Initial results for this pilot project are both positive and encouraging. Yet, these very accomplishments raise important issues about scale and scope for quality incentive programs. At the current time, it is unknown whether paying for quality can or will lead to similar improvements in the care for patients with other chronic diseases and for patients with acute illnesses. We hypothesize that the likely success of quality incentive programs applied to other diseases will hinge on the availability, integrity, and legitimacy of performance measures.
The second thorny issue raised in this arena is how to transition from these initial successes in paying for quality to a fundamentally different model for provider and health plan reimbursement (Cutler 2003). The authors of the IOM report caution that although current payment methodologies may be made more supportive of quality improvement, fundamental change will be required to create significant and enduring incentives for quality improvement. System changes of this magnitude are always very difficult and complicated; however this particular change is likely to run afoul of the physicians' demands that quality incentive payments be in addition to, and not in place of, current reimbursements for care delivery.
Third, recent research calls into question employers' and consumers' willingness to pay for quality—at least for clinical quality as it is defined in HEDIS. In the demonstration project reported on in this paper, IH experienced no net financial benefit from the quality improvements it instigated; in fact, in financial terms it lost money. In theory, quality improvement can lead to higher profits for health plans through two mechanisms: medical care cost savings or higher premiums. Existing research indicates chronic disease management does not result in significant medical care cost savings until several years after program implementation (Beaulieu et al. 2003).
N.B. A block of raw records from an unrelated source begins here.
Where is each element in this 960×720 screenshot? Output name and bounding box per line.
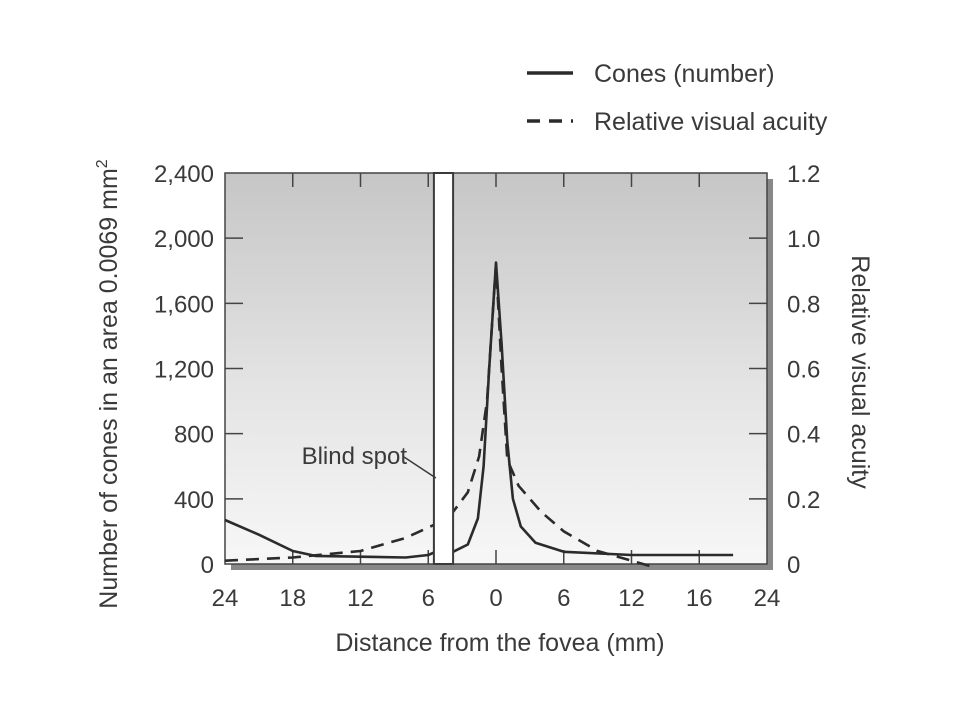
y-right-axis-title: Relative visual acuity	[846, 255, 874, 489]
y-right-tick-label: 0.8	[787, 291, 820, 318]
x-tick-label: 6	[422, 585, 435, 612]
y-left-tick-label: 2,000	[154, 226, 214, 253]
y-left-tick-label: 1,600	[154, 291, 214, 318]
axis-ticks	[225, 173, 767, 564]
y-left-tick-label: 0	[201, 552, 214, 579]
legend-cones-label: Cones (number)	[594, 60, 775, 88]
x-tick-label: 12	[618, 585, 645, 612]
y-left-tick-label: 400	[174, 487, 214, 514]
blind-spot-band	[432, 172, 455, 565]
x-tick-label: 12	[347, 585, 374, 612]
x-tick-label: 24	[754, 585, 781, 612]
cones-line	[224, 261, 734, 559]
blind-spot-label: Blind spot	[302, 443, 408, 470]
y-left-axis-title-main: Number of cones in an area 0.0069 mm	[95, 168, 123, 609]
series-layer	[224, 261, 734, 569]
x-tick-label: 0	[489, 585, 502, 612]
plot-area	[224, 172, 768, 565]
x-tick-label: 24	[212, 585, 239, 612]
x-tick-label: 16	[686, 585, 713, 612]
x-tick-label: 6	[557, 585, 570, 612]
x-tick-label: 18	[279, 585, 306, 612]
blind-spot-leader	[403, 456, 437, 479]
x-axis-title: Distance from the fovea (mm)	[335, 629, 664, 657]
y-right-tick-label: 0	[787, 552, 800, 579]
y-left-tick-label: 1,200	[154, 357, 214, 384]
y-left-tick-label: 2,400	[154, 161, 214, 188]
legend-acuity-label: Relative visual acuity	[594, 108, 828, 136]
y-left-axis-title: Number of cones in an area 0.0069 mm2	[94, 159, 123, 609]
y-right-tick-label: 0.6	[787, 357, 820, 384]
legend: Cones (number) Relative visual acuity	[527, 60, 828, 136]
y-right-tick-label: 0.2	[787, 487, 820, 514]
y-right-tick-label: 1.0	[787, 226, 820, 253]
acuity-line	[224, 262, 655, 569]
y-right-tick-label: 1.2	[787, 161, 820, 188]
y-left-axis-title-sup: 2	[94, 159, 111, 168]
tick-labels: 0 400 800 1,200 1,600 2,000 2,400 0 0.2 0.4 0.6 0.8…	[154, 161, 820, 612]
y-right-tick-label: 0.4	[787, 422, 820, 449]
y-left-tick-label: 800	[174, 422, 214, 449]
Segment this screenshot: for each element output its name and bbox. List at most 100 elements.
Thus, research on the questions of whether and what types of quality consumers are willing to pay for is paramount for the widespread adoption of quality incentive programs.
Finally, the sample size of this pilot program was quite small and limits the potential generalizability of the results. It is important to note that physicians who participated in the pilot volunteered and thus may have been either more able or more motivated to improve. More research is needed to assess how the effects of financial rewards for quality vary with respect to factors such as patient population, health plan–physician contracts, physician practice characteristics, and incentive design.
The IH quality incentive pilot provides one blueprint for how to develop and implement an incentive program for chronic disease. This incentive program is unique in that it not only paid financial rewards for improvement, but also provided physicians with a support system for implementation. This infrastructure resulted in heightened awareness on the part of physicians of the gaps in their care processes and stimulated the adoption of a variety of practice level interventions to close the gaps. The incentive program, and the behaviors and investments it engendered, were associated with significant improvements in the quality of health care services delivered to diabetic patients and in physiological outcomes that are known to be predictive of improved long-term health status.
The authors would like to acknowledge helpful comments and insights from two anonymous reviewers, Jean Manno, James Roistacher, Sharon Hewner, Dianne Hurren, Dr. William Major, and Meredith Rosenthal.
1Health Plan HEDIS scores for Comprehensive Diabetes Care were reported separately according to patient population: Medicare and commercial. These separate scores were combined using the number of pilot study patients in each of these products as weights.